CCNP Security FAQ: Fundamentals of AAA
Figure: Device administration.
Q1. Which of the following best describes the difference between authentication and authorization?
a. There is no difference between authentication and authorization.
b. Authorization determines what a user may do, whereas an authentication determines what devices the user can interact with.
c. Authentication is used with both network access and device administration, whereas authorization applies only to device administration.
d. Authentication validates the user’s identity, whereas authorization determines what that user is permitted to do.
Q2. Which of the following are types of AAA as related to the topics of this exam? (Select two.)
a. Device administration
b. Device access
c. A division of minor league baseball
d. Network access
e. Network administration
Q3. Which of the following protocols is best suited for granular command-level control with device administration AAA?
a.
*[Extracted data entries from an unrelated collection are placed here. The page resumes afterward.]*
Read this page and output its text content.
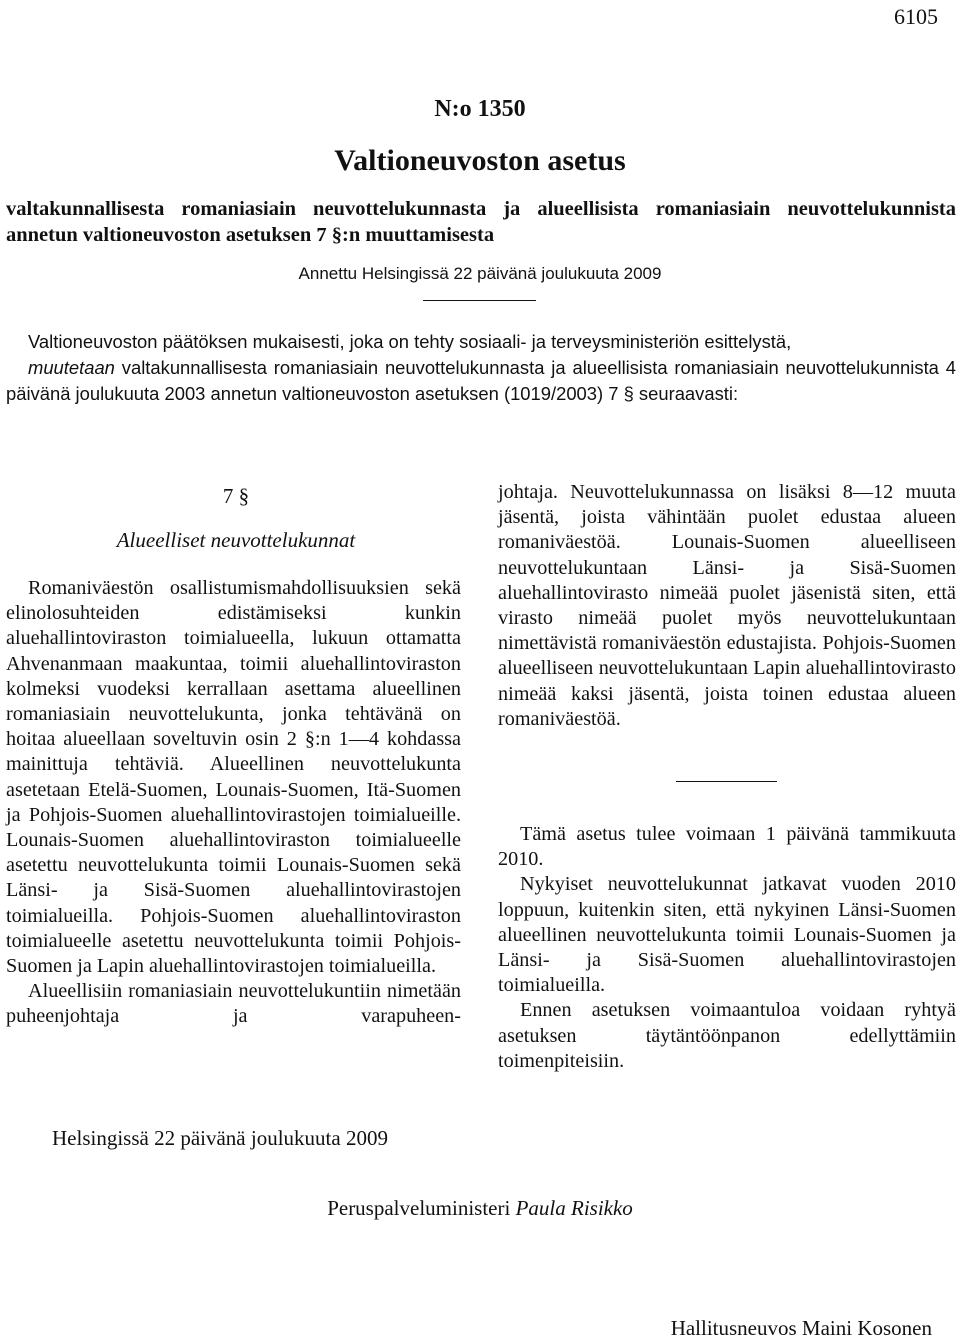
6105
N:o 1350
Valtioneuvoston asetus
valtakunnallisesta romaniasiain neuvottelukunnasta ja alueellisista romaniasiain neuvottelukunnista annetun valtioneuvoston asetuksen 7 §:n muuttamisesta
Annettu Helsingissä 22 päivänä joulukuuta 2009

Valtioneuvoston päätöksen mukaisesti, joka on tehty sosiaali- ja terveysministeriön esittelystä,

muutetaan valtakunnallisesta romaniasiain neuvottelukunnasta ja alueellisista romaniasiain neuvottelukunnista 4 päivänä joulukuuta 2003 annetun valtioneuvoston asetuksen (1019/2003) 7 § seuraavasti:

7 §
Alueelliset neuvottelukunnat

Romaniväestön osallistumismahdollisuuksien sekä elinolosuhteiden edistämiseksi kunkin aluehallintoviraston toimialueella, lukuun ottamatta Ahvenanmaan maakuntaa, toimii aluehallintoviraston kolmeksi vuodeksi kerrallaan asettama alueellinen romaniasiain neuvottelukunta, jonka tehtävänä on hoitaa alueellaan soveltuvin osin 2 §:n 1—4 kohdassa mainittuja tehtäviä. Alueellinen neuvottelukunta asetetaan Etelä-Suomen, Lounais-Suomen, Itä-Suomen ja Pohjois-Suomen aluehallintovirastojen toimialueille. Lounais-Suomen aluehallintoviraston toimialueelle asetettu neuvottelukunta toimii Lounais-Suomen sekä Länsi- ja Sisä-Suomen aluehallintovirastojen toimialueilla. Pohjois-Suomen aluehallintoviraston toimialueelle asetettu neuvottelukunta toimii Pohjois-Suomen ja Lapin aluehallintovirastojen toimialueilla.

Alueellisiin romaniasiain neuvottelukuntiin nimetään puheenjohtaja ja varapuheen-

johtaja. Neuvottelukunnassa on lisäksi 8—12 muuta jäsentä, joista vähintään puolet edustaa alueen romaniväestöä. Lounais-Suomen alueelliseen neuvottelukuntaan Länsi- ja Sisä-Suomen aluehallintovirasto nimeää puolet jäsenistä siten, että virasto nimeää puolet myös neuvottelukuntaan nimettävistä romaniväestön edustajista. Pohjois-Suomen alueelliseen neuvottelukuntaan Lapin aluehallintovirasto nimeää kaksi jäsentä, joista toinen edustaa alueen romaniväestöä.

Tämä asetus tulee voimaan 1 päivänä tammikuuta 2010.

Nykyiset neuvottelukunnat jatkavat vuoden 2010 loppuun, kuitenkin siten, että nykyinen Länsi-Suomen alueellinen neuvottelukunta toimii Lounais-Suomen ja Länsi- ja Sisä-Suomen aluehallintovirastojen toimialueilla.

Ennen asetuksen voimaantuloa voidaan ryhtyä asetuksen täytäntöönpanon edellyttämiin toimenpiteisiin.

Helsingissä 22 päivänä joulukuuta 2009
Peruspalveluministeri Paula Risikko
Hallitusneuvos Maini Kosonen
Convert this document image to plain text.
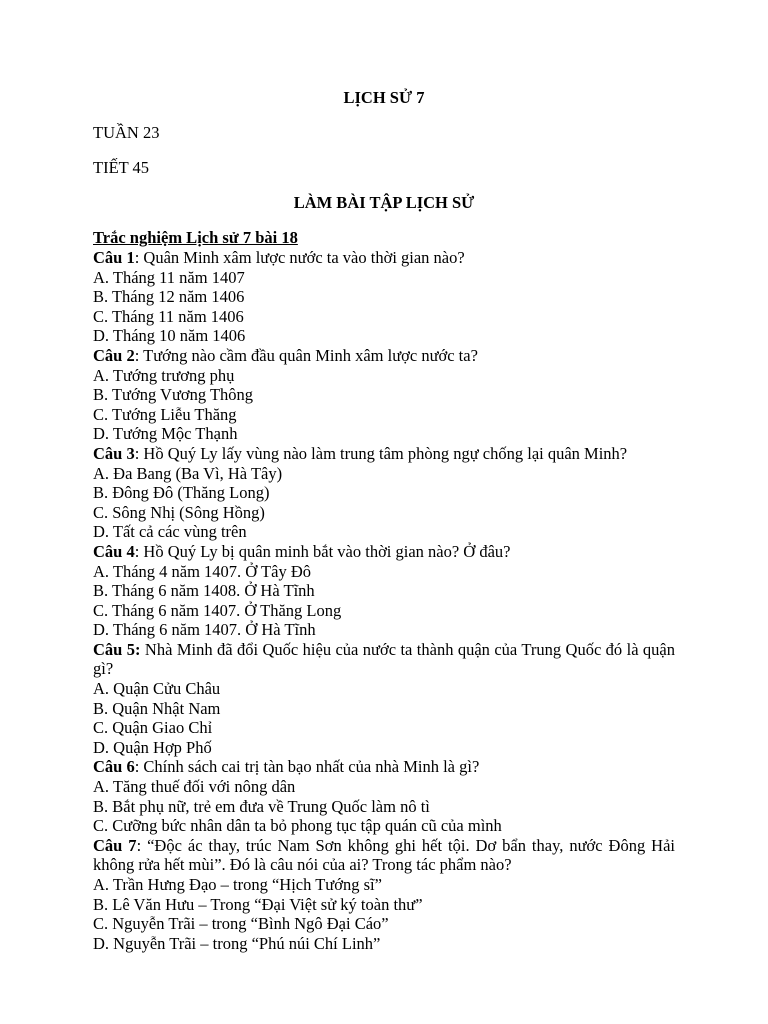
LỊCH SỬ 7
TUẦN 23
TIẾT 45
LÀM BÀI TẬP LỊCH SỬ
Trắc nghiệm Lịch sử 7 bài 18
Câu 1: Quân Minh xâm lược nước ta vào thời gian nào?
A. Tháng 11 năm 1407
B. Tháng 12 năm 1406
C. Tháng 11 năm 1406
D. Tháng 10 năm 1406
Câu 2: Tướng nào cầm đầu quân Minh xâm lược nước ta?
A. Tướng trương phụ
B. Tướng Vương Thông
C. Tướng Liễu Thăng
D. Tướng Mộc Thạnh
Câu 3: Hồ Quý Ly lấy vùng nào làm trung tâm phòng ngự chống lại quân Minh?
A. Đa Bang (Ba Vì, Hà Tây)
B. Đông Đô (Thăng Long)
C. Sông Nhị (Sông Hồng)
D. Tất cả các vùng trên
Câu 4: Hồ Quý Ly bị quân minh bắt vào thời gian nào? Ở đâu?
A. Tháng 4 năm 1407. Ở Tây Đô
B. Tháng 6 năm 1408. Ở Hà Tĩnh
C. Tháng 6 năm 1407. Ở Thăng Long
D. Tháng 6 năm 1407. Ở Hà Tĩnh
Câu 5: Nhà Minh đã đổi Quốc hiệu của nước ta thành quận của Trung Quốc đó là quận gì?
A. Quận Cửu Châu
B. Quận Nhật Nam
C. Quận Giao Chỉ
D. Quận Hợp Phố
Câu 6: Chính sách cai trị tàn bạo nhất của nhà Minh là gì?
A. Tăng thuế đối với nông dân
B. Bắt phụ nữ, trẻ em đưa về Trung Quốc làm nô tì
C. Cưỡng bức nhân dân ta bỏ phong tục tập quán cũ của mình
Câu 7: “Độc ác thay, trúc Nam Sơn không ghi hết tội. Dơ bẩn thay, nước Đông Hải không rửa hết mùi”. Đó là câu nói của ai? Trong tác phẩm nào?
A. Trần Hưng Đạo – trong “Hịch Tướng sĩ”
B. Lê Văn Hưu – Trong “Đại Việt sử ký toàn thư”
C. Nguyễn Trãi – trong “Bình Ngô Đại Cáo”
D. Nguyễn Trãi – trong “Phú núi Chí Linh”
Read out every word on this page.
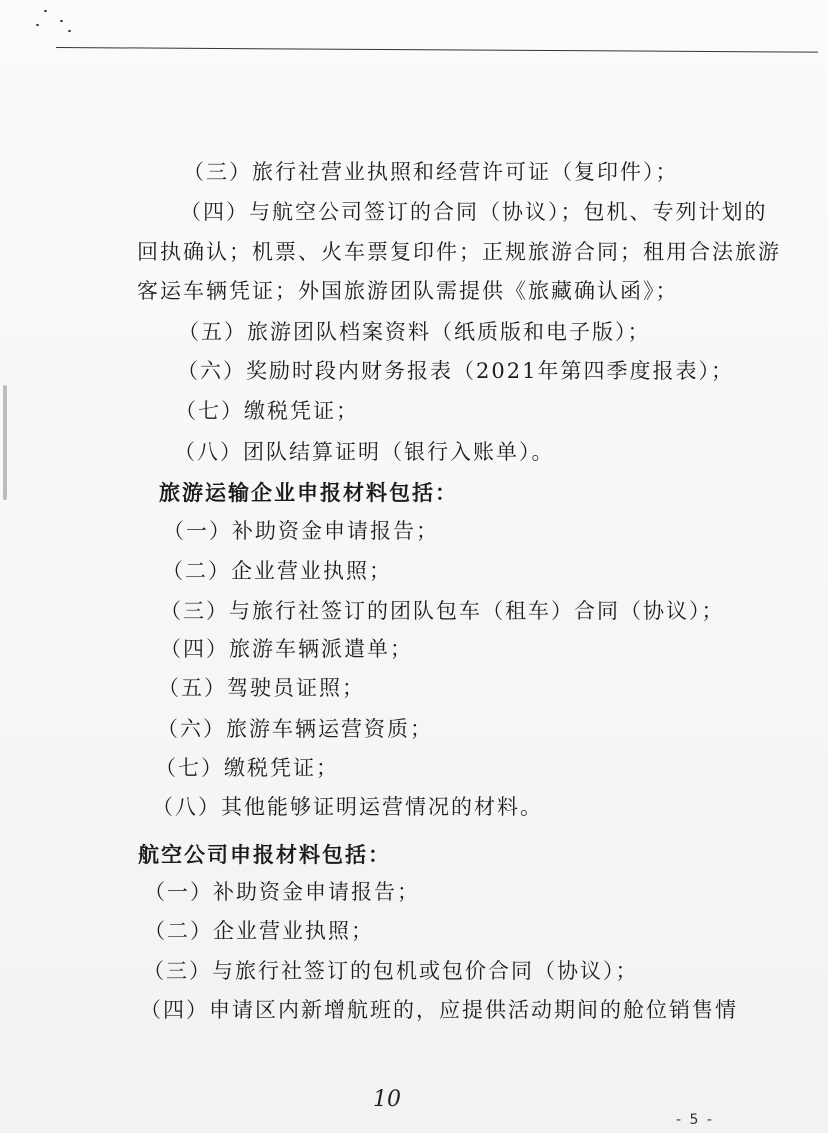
（三）旅行社营业执照和经营许可证（复印件）；
（四）与航空公司签订的合同（协议）；包机、专列计划的
回执确认；机票、火车票复印件；正规旅游合同；租用合法旅游
客运车辆凭证；外国旅游团队需提供《旅藏确认函》；
（五）旅游团队档案资料（纸质版和电子版）；
（六）奖励时段内财务报表（2021年第四季度报表）；
（七）缴税凭证；
（八）团队结算证明（银行入账单）。
旅游运输企业申报材料包括：
（一）补助资金申请报告；
（二）企业营业执照；
（三）与旅行社签订的团队包车（租车）合同（协议）；
（四）旅游车辆派遣单；
（五）驾驶员证照；
（六）旅游车辆运营资质；
（七）缴税凭证；
（八）其他能够证明运营情况的材料。
航空公司申报材料包括：
（一）补助资金申请报告；
（二）企业营业执照；
（三）与旅行社签订的包机或包价合同（协议）；
（四）申请区内新增航班的，应提供活动期间的舱位销售情
10
- 5 -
DIAMETER
b. TACACS+
c. RADIUS
d. RADIUS+
Q4. Which of the following protocols is best suited for authenticating and authorizing a user for network access AAA?
a. TACACS+
b. CHAP
c. RADIUS
d. MS-CHAPv2
Q5. True or False? RADIUS can be used for device administration AAA.
a. True
b. False
Q6. Which of the following Cisco products should be used for device administration with TACACS+?
a. Cisco Secure Access Control Server (ACS)
b. Cisco Identity Services Engine
c. Cisco TACACS+ Control Server (TCS)
d. Cisco Centri
Q7. Why is RADIUS or TACACS+ needed? Why can’t the end user authenticate directly to the authentication server?
a. The added level of complexity helps Cisco and other vendors to sell more products.
b. Because the names sound so cool.
c. RADIUS and TACACS+ are used between the end user and the authentication server.
d. Both RADIUS and TACACS+ extend the Layer-2 authentication protocols, allowing the end user to communicate with an authentication server that is not Layer-2 adjacent.
Q8. Which of the following are TACACS+ messages sent from the AAA client to the AAA server? (Select all that apply.)
a. START
b. REPLY
c. CHALLENGE
d. REQUEST
Q9. When using RADIUS, what tells the AAA server which type of action is being authenticated?
a. The TACACS+ service.
b. The Service-Type field.
c. RADIUS does not distinguish between different services.
d. The action AV-pair.
Q10. Which of the following best describes an AV-pair?
a. When communicating with an AAA protocol, the AV-pair stipulates a common attribute or object and its assigned value.
b. Cisco likes to throw in terms to confuse the reader.
c. The AV-pair is used to choose either TACACS+ or RADIUS.
d. The AV-pair is used to specify the quality of service (QoS) for audio and video traffic.